NH judge revokes bail of former prep school student

Updated
Judges Revokes Owen Labrie's Bail
Judges Revokes Owen Labrie's Bail

CONCORD, N.H., March 18 (Reuters) - A New Hampshire judge on Friday revoked the bail of a former student at an elite prep school who was convicted last year of using a computer to lure an underage fellow pupil into a sexual encounter after his lawyer admitted he had violated its terms.

Owen Labrie, 20, was handcuffed and led away by bailiffs after Judge Larry Smukler ordered him to begin serving his one-year prison sentence. The judge had previously allowed Labrie to remain at large while he appealed his conviction.

Labrie's high-profile trial cast a harsh light on the culture of the elite St. Paul's School and the student tradition of a "senior salute," in which students in their final year seek underclassmen for sexual encounters.

See images from the verdict:

"I will observe that there have been credibility issues throughout this trial," Smukler said.

The terms of Labrie's bail had required him to live at his mother's home in Tunbridge, Vermont, with a daily curfew from 5 p.m. to 8 a.m.

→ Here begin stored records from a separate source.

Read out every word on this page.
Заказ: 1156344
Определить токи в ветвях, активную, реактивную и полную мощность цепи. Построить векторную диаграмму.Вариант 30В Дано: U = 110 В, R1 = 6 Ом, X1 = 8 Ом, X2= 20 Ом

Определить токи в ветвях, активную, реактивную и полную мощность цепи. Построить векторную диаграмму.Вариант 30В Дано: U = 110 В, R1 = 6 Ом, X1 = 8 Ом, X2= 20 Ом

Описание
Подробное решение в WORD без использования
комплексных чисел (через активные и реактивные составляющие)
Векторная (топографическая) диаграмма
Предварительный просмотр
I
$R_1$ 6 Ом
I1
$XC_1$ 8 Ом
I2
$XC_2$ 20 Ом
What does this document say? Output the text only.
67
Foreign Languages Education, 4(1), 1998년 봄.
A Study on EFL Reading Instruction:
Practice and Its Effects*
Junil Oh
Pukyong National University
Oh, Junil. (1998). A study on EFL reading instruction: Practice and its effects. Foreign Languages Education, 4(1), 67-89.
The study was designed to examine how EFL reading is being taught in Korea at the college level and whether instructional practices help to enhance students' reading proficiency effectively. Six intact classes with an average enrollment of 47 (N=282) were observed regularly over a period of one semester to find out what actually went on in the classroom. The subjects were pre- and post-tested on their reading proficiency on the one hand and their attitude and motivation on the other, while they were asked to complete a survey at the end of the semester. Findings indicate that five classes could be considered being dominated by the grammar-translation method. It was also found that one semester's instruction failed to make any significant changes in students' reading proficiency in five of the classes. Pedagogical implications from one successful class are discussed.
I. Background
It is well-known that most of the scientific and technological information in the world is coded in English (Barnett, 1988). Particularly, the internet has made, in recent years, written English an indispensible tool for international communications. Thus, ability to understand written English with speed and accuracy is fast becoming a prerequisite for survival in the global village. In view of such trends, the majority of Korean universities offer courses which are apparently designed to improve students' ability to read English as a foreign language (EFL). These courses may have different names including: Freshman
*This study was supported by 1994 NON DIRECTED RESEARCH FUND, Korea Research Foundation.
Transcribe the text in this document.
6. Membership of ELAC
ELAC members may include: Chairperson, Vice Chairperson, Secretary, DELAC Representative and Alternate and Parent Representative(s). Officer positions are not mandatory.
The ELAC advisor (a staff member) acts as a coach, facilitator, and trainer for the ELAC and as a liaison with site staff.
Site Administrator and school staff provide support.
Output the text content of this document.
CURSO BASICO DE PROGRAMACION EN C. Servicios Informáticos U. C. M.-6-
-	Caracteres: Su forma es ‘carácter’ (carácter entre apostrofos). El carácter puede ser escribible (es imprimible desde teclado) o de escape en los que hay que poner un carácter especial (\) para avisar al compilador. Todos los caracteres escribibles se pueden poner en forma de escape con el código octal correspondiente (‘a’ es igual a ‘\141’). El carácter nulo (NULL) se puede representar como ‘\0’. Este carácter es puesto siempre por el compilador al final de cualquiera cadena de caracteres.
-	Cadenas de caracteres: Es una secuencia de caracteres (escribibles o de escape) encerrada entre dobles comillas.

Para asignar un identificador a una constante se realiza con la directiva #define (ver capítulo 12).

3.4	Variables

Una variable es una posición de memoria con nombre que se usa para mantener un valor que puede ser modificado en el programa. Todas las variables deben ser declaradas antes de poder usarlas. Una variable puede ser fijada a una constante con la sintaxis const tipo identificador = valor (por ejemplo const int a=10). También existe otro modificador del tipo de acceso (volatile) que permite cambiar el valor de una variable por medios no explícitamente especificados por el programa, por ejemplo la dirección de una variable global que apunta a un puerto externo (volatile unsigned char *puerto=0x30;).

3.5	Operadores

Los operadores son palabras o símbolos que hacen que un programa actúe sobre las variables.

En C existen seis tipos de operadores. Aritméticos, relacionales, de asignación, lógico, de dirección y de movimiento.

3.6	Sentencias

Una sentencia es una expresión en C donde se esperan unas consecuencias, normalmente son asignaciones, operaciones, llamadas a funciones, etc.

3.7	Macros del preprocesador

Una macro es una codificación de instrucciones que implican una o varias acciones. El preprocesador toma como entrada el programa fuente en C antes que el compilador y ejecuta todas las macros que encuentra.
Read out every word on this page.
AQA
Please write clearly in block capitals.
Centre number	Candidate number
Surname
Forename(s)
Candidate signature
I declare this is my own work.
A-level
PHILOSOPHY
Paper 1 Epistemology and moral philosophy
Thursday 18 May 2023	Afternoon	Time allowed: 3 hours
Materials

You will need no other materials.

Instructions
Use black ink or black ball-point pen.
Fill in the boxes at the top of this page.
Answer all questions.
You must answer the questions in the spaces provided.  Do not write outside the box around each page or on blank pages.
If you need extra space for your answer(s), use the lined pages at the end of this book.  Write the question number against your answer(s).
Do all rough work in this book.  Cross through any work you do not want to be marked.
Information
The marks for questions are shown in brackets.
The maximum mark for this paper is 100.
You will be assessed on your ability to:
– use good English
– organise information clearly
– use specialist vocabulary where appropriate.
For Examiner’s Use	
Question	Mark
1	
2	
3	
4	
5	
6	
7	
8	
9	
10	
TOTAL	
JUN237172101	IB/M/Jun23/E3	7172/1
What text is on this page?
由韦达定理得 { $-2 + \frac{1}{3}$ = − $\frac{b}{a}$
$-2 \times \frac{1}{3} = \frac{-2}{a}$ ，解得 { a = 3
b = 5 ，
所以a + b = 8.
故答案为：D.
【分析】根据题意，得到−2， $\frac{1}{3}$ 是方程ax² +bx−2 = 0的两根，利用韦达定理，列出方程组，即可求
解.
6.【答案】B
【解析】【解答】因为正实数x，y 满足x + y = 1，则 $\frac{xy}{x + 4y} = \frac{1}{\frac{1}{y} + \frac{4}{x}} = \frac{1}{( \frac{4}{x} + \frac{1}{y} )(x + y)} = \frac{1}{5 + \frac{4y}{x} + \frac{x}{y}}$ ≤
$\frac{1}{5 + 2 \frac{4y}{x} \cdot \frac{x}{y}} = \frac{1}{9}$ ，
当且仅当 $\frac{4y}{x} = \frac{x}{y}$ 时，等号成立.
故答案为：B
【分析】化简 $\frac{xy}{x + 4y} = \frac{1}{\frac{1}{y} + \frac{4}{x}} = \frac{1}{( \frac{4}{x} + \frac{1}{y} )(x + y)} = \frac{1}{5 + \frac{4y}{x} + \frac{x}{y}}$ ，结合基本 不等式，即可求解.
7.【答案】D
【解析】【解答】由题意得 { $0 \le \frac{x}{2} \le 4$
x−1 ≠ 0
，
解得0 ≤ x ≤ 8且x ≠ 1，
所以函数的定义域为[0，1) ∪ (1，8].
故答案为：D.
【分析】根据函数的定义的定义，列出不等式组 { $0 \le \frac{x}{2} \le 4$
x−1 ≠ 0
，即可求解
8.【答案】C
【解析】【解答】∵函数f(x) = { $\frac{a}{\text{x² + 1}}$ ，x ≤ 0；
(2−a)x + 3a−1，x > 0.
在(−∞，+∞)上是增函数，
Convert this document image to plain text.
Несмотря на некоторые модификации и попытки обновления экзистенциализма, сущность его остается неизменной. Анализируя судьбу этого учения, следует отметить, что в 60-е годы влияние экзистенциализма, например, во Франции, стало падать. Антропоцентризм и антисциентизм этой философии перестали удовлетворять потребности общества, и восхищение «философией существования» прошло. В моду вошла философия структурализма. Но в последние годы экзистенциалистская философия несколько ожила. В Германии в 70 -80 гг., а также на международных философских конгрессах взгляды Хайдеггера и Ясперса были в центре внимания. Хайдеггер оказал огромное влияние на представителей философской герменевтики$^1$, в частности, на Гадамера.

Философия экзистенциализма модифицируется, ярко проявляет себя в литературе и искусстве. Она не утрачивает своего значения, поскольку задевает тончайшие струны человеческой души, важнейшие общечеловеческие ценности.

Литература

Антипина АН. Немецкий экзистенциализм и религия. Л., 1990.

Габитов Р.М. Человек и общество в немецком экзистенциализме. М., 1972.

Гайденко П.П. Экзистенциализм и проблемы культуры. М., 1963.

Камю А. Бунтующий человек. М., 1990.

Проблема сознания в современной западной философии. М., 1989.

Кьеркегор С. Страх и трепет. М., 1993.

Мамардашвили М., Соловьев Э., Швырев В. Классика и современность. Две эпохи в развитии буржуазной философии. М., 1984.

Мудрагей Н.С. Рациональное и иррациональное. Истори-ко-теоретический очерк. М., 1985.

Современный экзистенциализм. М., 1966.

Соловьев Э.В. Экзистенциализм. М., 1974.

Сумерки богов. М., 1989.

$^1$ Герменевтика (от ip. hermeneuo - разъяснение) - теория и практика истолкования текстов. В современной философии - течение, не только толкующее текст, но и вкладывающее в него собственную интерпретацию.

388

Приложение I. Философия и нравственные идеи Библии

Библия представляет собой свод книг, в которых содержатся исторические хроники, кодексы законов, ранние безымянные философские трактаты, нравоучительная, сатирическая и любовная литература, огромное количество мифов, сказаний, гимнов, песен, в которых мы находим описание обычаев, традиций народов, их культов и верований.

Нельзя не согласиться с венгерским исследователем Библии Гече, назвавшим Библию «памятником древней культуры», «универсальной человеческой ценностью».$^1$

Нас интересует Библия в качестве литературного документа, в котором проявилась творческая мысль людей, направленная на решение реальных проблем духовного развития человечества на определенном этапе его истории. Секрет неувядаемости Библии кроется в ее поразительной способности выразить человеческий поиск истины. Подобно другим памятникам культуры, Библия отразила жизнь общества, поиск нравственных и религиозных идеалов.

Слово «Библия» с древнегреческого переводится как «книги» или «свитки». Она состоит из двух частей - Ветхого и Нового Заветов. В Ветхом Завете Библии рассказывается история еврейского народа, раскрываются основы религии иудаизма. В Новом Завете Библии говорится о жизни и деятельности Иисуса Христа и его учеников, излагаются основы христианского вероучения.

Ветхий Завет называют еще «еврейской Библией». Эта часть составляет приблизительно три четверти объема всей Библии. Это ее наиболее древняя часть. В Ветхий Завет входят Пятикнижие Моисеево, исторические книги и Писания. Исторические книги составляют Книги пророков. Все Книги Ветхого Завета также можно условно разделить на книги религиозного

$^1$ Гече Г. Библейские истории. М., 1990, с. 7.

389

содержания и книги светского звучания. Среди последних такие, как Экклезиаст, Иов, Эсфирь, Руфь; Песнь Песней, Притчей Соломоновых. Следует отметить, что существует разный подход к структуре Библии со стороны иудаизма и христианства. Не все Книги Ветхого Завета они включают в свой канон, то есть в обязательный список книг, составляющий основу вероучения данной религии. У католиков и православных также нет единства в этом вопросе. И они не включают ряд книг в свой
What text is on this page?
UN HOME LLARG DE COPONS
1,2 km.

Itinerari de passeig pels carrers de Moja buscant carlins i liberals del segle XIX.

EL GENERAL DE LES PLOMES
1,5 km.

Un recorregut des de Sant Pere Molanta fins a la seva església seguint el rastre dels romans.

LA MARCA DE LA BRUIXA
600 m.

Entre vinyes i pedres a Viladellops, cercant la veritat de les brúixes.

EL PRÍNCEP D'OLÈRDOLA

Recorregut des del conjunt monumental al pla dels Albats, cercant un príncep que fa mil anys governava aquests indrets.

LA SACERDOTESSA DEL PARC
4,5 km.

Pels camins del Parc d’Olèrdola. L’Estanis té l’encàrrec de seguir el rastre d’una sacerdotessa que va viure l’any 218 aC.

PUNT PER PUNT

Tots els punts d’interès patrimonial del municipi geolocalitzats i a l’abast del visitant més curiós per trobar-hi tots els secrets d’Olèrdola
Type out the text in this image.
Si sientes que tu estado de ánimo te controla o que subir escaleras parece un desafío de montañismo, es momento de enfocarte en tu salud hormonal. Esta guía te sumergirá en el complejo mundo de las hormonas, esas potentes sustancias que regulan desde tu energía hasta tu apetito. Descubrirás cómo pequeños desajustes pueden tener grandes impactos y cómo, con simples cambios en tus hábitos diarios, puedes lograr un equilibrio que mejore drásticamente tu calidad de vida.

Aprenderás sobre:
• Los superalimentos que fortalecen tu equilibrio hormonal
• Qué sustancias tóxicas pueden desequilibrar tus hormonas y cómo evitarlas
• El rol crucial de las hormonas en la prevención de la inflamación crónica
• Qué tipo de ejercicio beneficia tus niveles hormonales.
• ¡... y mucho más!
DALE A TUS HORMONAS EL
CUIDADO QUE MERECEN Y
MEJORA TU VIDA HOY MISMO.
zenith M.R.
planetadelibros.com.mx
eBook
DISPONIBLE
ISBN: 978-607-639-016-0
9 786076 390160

But a journalist late last month encountered and interviewed Labrie on a subway train in Cambridge, Massachusetts, near Harvard University. Prosecutors said on Friday that Labrie had returned home later than allowed by his curfew on multiple occasions.

Labrie's attorney, J.W. Carney, had told the judge that his client had begun attending college at an unnamed school in Boston. He said that he had not sought the judge's permission to modify bail terms in a court filing because he believed it would have been unsafe to make details of his routine known publicly.

Labrie's attorneys had argued that he should have only been sentenced to probation, having already lost a full scholarship to Harvard and facing the prospect of a lifetime registry as a sex offender.

St. Paul's is one of the nation's top prep schools, and its alumni include well-known figures in business and politics, including U.S. Secretary of State John Kerry.